Jenny Wild

Peer and Jenny are two horsemen and best-selling authors from Germany, who teach people the natural way with horses. They got interested in Natural Horsemanship independent of each other (Peer in 2000, Jenny in 2004), but for the same reason: To look for solutions and a better interaction with horses. They also ended up at the same conclusion: a deeper understanding of the horse´s mind and soul is the best way of reaching your goals. So they kept on learning about it from countless clinics, books and videos. In the beginning their Horsemanship was shaped by Pat and Linda Parelli via some of their German instructors. In 2008 Silke Valentin, one of these instructors, put on a horse-musical they both participated in. There they met and fell in love. A year later they started teaching together and haven´t stopped since.

They extended their knowledge under the influence of new sources like Mark Rashid, Karen Rohlf, the French liberty master Jean-Francois Pignon, Academic Art of Riding founder Bent Branderup and last but not least Elsa Sinclair. The German version of her movie “Taming Wild” is dubbed by Jennys voice.

Listening to what horses have to say is one of Peer and Jenny´s biggest concerns. In their clinics and books they help people to better understand the horse and at the same time be more aware of one´s own behavior. They show their students in what ways they can work on themselves in order to develop a much more subtle and refined way of communicating. Both horses and humans greatly appreciate this kind of interaction, no matter what discipline or style of riding they prefer. 
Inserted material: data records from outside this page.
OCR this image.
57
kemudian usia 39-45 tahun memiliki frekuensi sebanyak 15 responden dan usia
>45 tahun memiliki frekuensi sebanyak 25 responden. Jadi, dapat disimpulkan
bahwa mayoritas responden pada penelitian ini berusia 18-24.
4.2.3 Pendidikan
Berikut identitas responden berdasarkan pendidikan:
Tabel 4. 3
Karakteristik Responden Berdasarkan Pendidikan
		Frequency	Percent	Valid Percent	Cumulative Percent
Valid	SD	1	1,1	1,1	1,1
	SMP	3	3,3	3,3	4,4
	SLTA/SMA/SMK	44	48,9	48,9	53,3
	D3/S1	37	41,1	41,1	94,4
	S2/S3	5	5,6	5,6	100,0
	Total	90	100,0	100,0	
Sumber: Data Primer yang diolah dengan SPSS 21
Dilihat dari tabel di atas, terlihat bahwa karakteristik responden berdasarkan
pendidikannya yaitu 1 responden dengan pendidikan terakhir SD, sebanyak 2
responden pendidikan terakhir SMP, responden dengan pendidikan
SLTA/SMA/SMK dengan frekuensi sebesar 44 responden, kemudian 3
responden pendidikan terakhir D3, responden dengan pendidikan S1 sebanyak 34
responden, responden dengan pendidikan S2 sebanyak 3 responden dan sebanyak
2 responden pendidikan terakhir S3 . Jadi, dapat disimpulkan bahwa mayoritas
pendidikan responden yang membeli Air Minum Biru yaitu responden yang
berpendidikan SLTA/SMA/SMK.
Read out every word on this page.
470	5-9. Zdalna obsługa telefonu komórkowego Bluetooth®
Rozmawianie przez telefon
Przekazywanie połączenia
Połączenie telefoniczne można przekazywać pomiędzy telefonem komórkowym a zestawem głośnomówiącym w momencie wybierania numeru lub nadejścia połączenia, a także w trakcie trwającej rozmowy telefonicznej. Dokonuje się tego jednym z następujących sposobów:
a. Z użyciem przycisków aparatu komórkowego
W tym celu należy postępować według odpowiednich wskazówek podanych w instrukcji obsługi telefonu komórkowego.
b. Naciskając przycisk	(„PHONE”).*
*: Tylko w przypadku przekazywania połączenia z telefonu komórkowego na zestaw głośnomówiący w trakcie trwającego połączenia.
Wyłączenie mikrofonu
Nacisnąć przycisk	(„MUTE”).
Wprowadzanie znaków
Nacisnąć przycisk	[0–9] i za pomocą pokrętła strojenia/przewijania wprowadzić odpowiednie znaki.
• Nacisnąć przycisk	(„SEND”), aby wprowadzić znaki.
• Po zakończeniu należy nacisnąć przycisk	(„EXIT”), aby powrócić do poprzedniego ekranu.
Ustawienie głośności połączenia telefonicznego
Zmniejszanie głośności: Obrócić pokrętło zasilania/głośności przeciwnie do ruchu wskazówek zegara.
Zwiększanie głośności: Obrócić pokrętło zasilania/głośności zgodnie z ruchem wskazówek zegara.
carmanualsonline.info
Their approach is best described by a quote from the Australian horseman Ian Francis: “If you work on a horse, that horse gets better. If you work on yourself, every horse gets better.“

Jenny Wild

Jenny's 2021 Presentations

Giving Horses a Voice - Day 1

Horses constantly try to talk to their humans. Unfortunately they are often misunderstood or not even heard at all. Considering the horses´ effort to communicate with us, that is very sad and makes a mutual understanding rather difficult. In this video, we take a closer look at how we can translate the horses' words. Giving horses the voice they deserve is easier than you might think. It starts by giving them a simple choice of two words: “Yes” and “No”. Over time that will develop into more words, whole sentences and beautiful stories. Enjoy our important insights on this exciting topic.


Learning from Crisis - Day 2

The Corona crisis has turned the whole world upside down. Many people are afraid, because one of our most valuable goods is being taken away from us: our freedom. But as far as horses are concerned, we can use this as a chance and try to better understand how they feel all the time. After all we are depriving them of their freedom constantly. Not only because we confine them, but also because we make all the decisions for them: what food they eat, when and how they are ridden and many more. Maybe the crisis can sensitize us to that fact and motivate us to give something back to our horses. How? Find some inspiration in this video.

The 101 of Equine Communication – Four Pillars to Success - Day 2

When communicating with horses we tend to almost exclusively rely on the principals of conditioning: we train horses to connect signals (cues, aids, words, sounds etc.) to actions. And even though this is an essential part of communication, it is a very limited one. In the horse-world interaction is quite a bit more complex and flexible than that, which often leaves humans confused and discouraged. But here´s the good news: In this video we will teach you that there are only four basic building blocks you really need to know about, if you want to develop a natural, flexible and effective communication between you and your horse.